Coding and Cats - the end of GSoC

19 Aug 2016

Hello again! It’s been a while since my last post and there’s a lot I’d liked to have talked about more if I’d found the time, but with the end of the coding period only a handful of days away, let’s take a look at what I’ve managed to achieve throughout GsoC.

My GSoC project has been divided into three main parts; you can find all the code I’ve been writing (including documentation, examples, and discussion!) by following the links below to the pull request I made for each, and I’ll also give a little summary below that about what’s possbile with each part and the possible future changes and improvements (in addition to general things like more testing and fixing any bugs that pop up). Only one part has reached the stage of merging with MDAnalysis, but the current versions of the other two are at least working and, with a bit more work post-GSoC will hopefully follow soon!
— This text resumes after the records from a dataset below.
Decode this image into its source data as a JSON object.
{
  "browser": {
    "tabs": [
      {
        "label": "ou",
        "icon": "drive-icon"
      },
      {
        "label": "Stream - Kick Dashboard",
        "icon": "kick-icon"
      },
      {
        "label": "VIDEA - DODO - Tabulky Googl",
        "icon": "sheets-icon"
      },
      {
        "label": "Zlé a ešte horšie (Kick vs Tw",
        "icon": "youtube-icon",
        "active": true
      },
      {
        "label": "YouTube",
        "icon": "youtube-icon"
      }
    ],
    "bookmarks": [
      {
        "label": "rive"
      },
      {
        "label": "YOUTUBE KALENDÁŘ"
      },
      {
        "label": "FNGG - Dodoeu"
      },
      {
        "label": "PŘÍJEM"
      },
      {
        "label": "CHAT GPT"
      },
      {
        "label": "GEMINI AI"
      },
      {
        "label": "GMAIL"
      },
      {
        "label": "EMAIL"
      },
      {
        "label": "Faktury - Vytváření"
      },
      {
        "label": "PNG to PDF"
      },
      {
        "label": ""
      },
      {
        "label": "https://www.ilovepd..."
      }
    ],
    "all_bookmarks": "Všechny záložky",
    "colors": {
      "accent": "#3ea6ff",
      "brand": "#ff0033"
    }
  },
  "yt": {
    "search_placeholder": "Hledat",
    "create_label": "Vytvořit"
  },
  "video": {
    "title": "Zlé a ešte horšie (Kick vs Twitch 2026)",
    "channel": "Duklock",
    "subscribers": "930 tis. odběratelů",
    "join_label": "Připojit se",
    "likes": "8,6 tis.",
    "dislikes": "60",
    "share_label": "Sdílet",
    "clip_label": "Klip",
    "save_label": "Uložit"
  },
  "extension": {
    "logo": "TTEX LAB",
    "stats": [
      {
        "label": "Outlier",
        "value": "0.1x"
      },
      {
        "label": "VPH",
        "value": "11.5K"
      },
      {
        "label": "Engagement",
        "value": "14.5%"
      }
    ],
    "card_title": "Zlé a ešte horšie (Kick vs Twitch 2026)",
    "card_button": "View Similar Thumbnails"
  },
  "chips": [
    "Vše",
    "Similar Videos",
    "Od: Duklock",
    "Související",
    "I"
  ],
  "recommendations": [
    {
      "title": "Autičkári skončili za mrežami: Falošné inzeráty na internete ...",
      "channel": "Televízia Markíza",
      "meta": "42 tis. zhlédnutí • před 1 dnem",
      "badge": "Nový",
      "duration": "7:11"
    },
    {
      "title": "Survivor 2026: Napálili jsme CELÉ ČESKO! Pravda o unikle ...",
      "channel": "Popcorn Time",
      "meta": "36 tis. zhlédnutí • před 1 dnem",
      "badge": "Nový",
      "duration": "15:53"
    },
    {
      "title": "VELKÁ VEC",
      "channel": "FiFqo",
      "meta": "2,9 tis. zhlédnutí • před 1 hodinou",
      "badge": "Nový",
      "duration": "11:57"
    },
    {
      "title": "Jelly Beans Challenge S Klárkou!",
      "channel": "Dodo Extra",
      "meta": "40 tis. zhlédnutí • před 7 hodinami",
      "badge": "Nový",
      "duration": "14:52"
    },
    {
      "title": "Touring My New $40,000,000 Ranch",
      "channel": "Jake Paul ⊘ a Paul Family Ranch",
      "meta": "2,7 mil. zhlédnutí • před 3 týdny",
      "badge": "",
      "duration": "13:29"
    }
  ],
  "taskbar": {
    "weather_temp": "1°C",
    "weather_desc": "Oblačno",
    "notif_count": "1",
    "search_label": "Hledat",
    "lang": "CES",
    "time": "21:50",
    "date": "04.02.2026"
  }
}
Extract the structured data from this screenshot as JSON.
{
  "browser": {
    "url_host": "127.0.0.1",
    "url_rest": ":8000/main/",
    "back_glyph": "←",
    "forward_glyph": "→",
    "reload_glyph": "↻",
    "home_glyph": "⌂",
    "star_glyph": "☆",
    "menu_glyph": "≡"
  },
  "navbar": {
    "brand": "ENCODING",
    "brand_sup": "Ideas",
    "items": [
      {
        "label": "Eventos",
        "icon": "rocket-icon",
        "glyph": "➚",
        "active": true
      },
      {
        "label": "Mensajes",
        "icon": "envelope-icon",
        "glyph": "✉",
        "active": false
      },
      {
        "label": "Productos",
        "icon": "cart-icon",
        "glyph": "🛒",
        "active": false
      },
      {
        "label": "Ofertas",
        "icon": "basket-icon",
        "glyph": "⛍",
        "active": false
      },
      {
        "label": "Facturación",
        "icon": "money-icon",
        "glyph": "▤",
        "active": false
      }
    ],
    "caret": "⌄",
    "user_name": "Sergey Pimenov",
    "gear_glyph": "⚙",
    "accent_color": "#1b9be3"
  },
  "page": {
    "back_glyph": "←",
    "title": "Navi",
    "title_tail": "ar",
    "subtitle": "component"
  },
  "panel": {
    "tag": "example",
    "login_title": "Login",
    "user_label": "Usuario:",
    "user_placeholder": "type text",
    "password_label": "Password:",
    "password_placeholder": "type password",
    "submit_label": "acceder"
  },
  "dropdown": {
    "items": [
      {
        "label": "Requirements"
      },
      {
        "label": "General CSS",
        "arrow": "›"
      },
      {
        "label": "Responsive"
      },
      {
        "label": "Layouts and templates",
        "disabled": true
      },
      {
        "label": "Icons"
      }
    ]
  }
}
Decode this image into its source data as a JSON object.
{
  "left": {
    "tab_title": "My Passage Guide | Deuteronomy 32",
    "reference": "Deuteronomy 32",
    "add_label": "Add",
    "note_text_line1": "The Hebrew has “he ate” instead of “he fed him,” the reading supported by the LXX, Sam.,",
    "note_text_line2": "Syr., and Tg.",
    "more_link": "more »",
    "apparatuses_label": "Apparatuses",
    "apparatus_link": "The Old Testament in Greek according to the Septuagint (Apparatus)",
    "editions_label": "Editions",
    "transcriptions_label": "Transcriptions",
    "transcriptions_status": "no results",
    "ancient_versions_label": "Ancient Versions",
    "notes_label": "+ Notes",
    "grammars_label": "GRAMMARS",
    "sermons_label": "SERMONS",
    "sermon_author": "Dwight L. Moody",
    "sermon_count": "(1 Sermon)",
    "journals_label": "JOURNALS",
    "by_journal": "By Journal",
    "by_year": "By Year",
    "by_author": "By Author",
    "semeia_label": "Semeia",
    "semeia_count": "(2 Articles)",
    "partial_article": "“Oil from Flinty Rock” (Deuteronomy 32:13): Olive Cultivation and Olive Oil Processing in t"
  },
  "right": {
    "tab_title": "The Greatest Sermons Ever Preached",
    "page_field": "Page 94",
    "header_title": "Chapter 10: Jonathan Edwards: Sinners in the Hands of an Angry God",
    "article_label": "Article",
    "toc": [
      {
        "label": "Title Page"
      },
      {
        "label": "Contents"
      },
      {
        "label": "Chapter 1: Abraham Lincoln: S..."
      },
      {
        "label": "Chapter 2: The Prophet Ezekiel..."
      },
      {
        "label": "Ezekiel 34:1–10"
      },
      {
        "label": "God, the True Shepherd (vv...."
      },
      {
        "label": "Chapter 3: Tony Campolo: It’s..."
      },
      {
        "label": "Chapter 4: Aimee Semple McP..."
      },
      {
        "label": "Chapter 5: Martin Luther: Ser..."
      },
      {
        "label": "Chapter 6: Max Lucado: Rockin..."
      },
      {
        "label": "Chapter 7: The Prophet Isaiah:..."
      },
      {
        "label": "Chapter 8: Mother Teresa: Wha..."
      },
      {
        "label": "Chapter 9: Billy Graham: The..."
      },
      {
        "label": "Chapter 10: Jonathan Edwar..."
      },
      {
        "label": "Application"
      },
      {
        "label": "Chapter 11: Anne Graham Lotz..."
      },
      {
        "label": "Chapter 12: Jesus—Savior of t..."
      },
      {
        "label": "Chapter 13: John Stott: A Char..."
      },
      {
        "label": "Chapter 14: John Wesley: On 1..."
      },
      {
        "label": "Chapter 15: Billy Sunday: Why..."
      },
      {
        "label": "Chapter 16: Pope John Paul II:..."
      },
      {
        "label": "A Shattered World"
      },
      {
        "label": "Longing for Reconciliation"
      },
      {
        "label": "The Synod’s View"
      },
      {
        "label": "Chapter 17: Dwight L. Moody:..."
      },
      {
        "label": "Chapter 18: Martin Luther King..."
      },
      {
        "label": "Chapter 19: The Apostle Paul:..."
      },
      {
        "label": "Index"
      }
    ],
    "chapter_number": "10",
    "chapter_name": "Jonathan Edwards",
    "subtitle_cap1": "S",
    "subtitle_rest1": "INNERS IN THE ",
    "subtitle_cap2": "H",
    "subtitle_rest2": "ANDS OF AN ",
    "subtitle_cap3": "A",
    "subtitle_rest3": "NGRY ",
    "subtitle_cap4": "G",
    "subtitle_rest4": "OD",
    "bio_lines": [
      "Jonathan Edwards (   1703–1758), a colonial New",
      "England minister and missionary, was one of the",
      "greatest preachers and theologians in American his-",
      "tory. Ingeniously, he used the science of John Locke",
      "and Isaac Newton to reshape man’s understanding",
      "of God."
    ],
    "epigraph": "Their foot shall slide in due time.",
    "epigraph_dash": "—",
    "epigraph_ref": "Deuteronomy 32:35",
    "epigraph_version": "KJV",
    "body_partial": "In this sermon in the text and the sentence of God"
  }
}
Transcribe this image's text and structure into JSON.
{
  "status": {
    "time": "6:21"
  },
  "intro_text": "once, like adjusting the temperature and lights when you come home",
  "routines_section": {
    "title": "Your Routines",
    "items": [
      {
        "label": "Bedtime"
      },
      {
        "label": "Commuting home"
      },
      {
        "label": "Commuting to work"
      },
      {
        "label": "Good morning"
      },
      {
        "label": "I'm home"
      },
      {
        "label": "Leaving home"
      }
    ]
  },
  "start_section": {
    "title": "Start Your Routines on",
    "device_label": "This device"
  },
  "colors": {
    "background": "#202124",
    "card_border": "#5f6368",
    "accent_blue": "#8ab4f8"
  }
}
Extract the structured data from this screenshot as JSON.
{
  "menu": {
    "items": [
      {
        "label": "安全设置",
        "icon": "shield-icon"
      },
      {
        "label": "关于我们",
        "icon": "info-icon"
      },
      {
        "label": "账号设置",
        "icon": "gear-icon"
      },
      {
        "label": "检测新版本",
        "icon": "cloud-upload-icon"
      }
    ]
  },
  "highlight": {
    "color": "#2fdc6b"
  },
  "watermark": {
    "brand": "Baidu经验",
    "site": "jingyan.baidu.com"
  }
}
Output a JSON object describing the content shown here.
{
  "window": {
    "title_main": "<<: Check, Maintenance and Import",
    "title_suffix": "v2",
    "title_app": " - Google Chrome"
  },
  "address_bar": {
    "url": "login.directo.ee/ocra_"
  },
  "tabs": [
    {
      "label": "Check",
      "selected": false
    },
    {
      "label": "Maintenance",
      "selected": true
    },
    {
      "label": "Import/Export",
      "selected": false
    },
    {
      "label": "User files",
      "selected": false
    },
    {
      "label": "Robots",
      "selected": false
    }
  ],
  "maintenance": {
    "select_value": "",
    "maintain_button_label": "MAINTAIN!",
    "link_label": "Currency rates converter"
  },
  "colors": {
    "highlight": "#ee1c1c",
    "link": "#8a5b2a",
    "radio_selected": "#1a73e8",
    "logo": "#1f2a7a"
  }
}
Links to code (pull requests)


Add Auxiliary

This part involved adding an ‘auxiliary’ module to MDAnalysis to allow additional timeseries data from a simulation to be read alongside the trajectory. You can read more about it in this post, or to see more about how it’d work in practice, here’s the documentation.


Make bundle

This part (originally planned as a less-general ‘umbrella class’) involved adding a function to let us group together any related simulations and their various ‘metadata’ and ‘auxiliary data’, to make it easier to keep track of and perform analysis across these simulations. You can read more about it in this post.


Run WHAM

The last part involved writing a function to allow WHAM analysis to be performed in MDAnalysis. I didn’t get around to making a post looking at this part in particular, but you can check out the original discussion on github. I mentioned WHAM back in this post; it’s an algorithm we can use to take data from a set of umbrella sampling simulations and calculate the ‘Potential of Mean Force (PMF)’ profile showing the (one-dimensional) energy landscape of the system we’re simulating.

Rather than write a new implementation, I’ve been writing a wrapper for Alan Grossfield’s implementation. Grossfield’s WHAM is run from the command line and uses input files following a particular format. The idea of my wrapper is to allow WHAM to be run in a python script alongside other analysis, remove the need for specific file-formatting, and offer some additional options such as start and end times or changing energy units.


Umbrella Sampling: bringing it all together

The main personal driving force behind my project was to be able to simplify analysis of Umbrella Sampling simulations in MDAnalysis. So how does the work I’ve done pull together to achieve that? Let’s let our final kitties of GSoC demonstrate:

(Can’t remember why we want Umbrella Sampling simulations and PMF profiles? Go back to this post).

Again, there’s still a little work left before this is fully realised within MDAnalysis – but when I find time post-GSoC I’ll definitely be working to get this done!


And finally…

Despite many moments of frustration I’ve enjoyed GsoC: I’ve definitely improved my coding skills and I’ve (mostly) built something I’m likely to actually use for my own research! A huge thanks to my mentors and everyone else at MDAnalysis for help, ideas and discussion along the way.

I had a lot of fun drawing my little cat friends help make this blog interesting, hopefully it’s been fun and informative for you as well! I’d like to keep up posting here (though it’s likely to be even less frequently), so keep an eye out if you’re interested - at the very least, I’ll make a post when ‘make bundle’ and ‘run wham’ are finished.

Thanks for following along GSoC with me and for putting up with all my cats, and (hopefully) see you again sometime!